En 1536, le défilé de la Vernaz, au lieu-dit La Garde, fut le théâtre d’un combat épique. Les montagnards, avec à leur tête les moines d’Aulps, s’opposèrent aux Bernois venus s’emparer de cette portion de territoire qu’ils revendiquaient d’après le traité du 25 février 1536.
Ils craignaient à juste titre qu’ils ne pillent et détruisent l’abbaye d’Aulps à l’instar du couvent des Voirons. Aux cris de « Deo vero » (« Au vrai Dieu »), ils repoussèrent les assaillants. D’où l’appellation de “Véros”.

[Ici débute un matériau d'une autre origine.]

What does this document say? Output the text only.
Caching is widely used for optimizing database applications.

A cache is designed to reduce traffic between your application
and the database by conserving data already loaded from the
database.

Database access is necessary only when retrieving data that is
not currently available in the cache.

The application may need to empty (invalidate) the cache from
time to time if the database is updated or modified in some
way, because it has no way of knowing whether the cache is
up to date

Depuis le XIX e siècle, les historiens chablaisiens débattaient sur la date exacte de cet évènement. Louis-Étienne Piccard pensait qu’il s’était déroulé le 28 février 1536. Opinion contestée par le chanoine Gonthier, qui penche pour le 30 août. John Baud, secrétaire de l’Académie chablaisienne, l’approuve et s’appuie entre autres sur l’inventaire des titres de l’abbaye d’Aulps qui montre que l’abbé a réduit de moitié les dîmes des gens d’Habère-Poche “en récompense des agréables services rendus à l’abbaye contre les Luthériens”.
Une même faveur fut octroyée aux habitants de Saint-Jean-d’Aulps et de Morzine. Il constate encore que les Valaisans, sollicités par les habitants de la vallée d’Aulps, réussirent à faire accepter aux Bernois que la rive gauche de la Dranse, dès Bioge, en haut, fit partie du canton du Valais.

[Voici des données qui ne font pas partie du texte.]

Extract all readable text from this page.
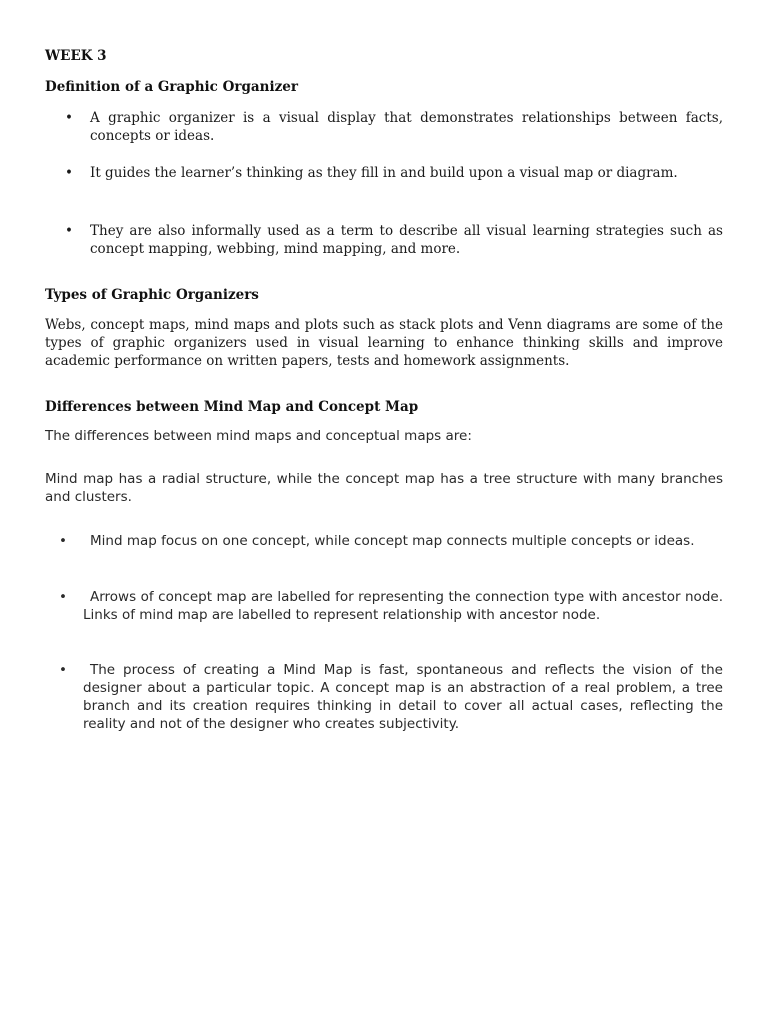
WEEK 3
Definition of a Graphic Organizer
• A graphic organizer is a visual display that demonstrates relationships between facts, concepts or ideas.

• It guides the learner’s thinking as they fill in and build upon a visual map or diagram.

• They are also informally used as a term to describe all visual learning strategies such as concept mapping, webbing, mind mapping, and more.

Types of Graphic Organizers

Webs, concept maps, mind maps and plots such as stack plots and Venn diagrams are some of the types of graphic organizers used in visual learning to enhance thinking skills and improve academic performance on written papers, tests and homework assignments.

Differences between Mind Map and Concept Map

The differences between mind maps and conceptual maps are:

Mind map has a radial structure, while the concept map has a tree structure with many branches and clusters.

•	Mind map focus on one concept, while concept map connects multiple concepts or ideas.

•	Arrows of concept map are labelled for representing the connection type with ancestor node. Links of mind map are labelled to represent relationship with ancestor node.

•	The process of creating a Mind Map is fast, spontaneous and reflects the vision of the designer about a particular topic. A concept map is an abstraction of a real problem, a tree branch and its creation requires thinking in detail to cover all actual cases, reflecting the reality and not of the designer who creates subjectivity.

Arnaud Delerce, historien de l’abbaye d’Aulps, dont les travaux ont été salués par les spécialistes du monde cistercien, a une opinion plus nuancée sur cette affaire. Il voit dans cette échauffourée « un épisode monté en épingle lié au contexte religieux ». « Il est vrai, souligne-t-il, que les Valaisans firent apporter des canons, ce qui prouve une volonté de montrer leur force et leur détermination. Une chose est sûre, la porte de la Garde marque la sortie des terres de l’abbaye. C’est ici même qu’au Moyen-Âge les délinquants de la vallée condamnés au bannissement étaient expulsés. »
Échauffourée ou combat titanesque, une chose est certaine pour Louis-Étienne Piccard : « En 1902, en construisant la nouvelle route de La Vernaz, on exhuma, au lieu-dit La Garde, une quantité d’ossements humains, de crânes, de fers de chevaux rongés par la rouille. Ce fut la constatation officielle de cette victoire mémorable. »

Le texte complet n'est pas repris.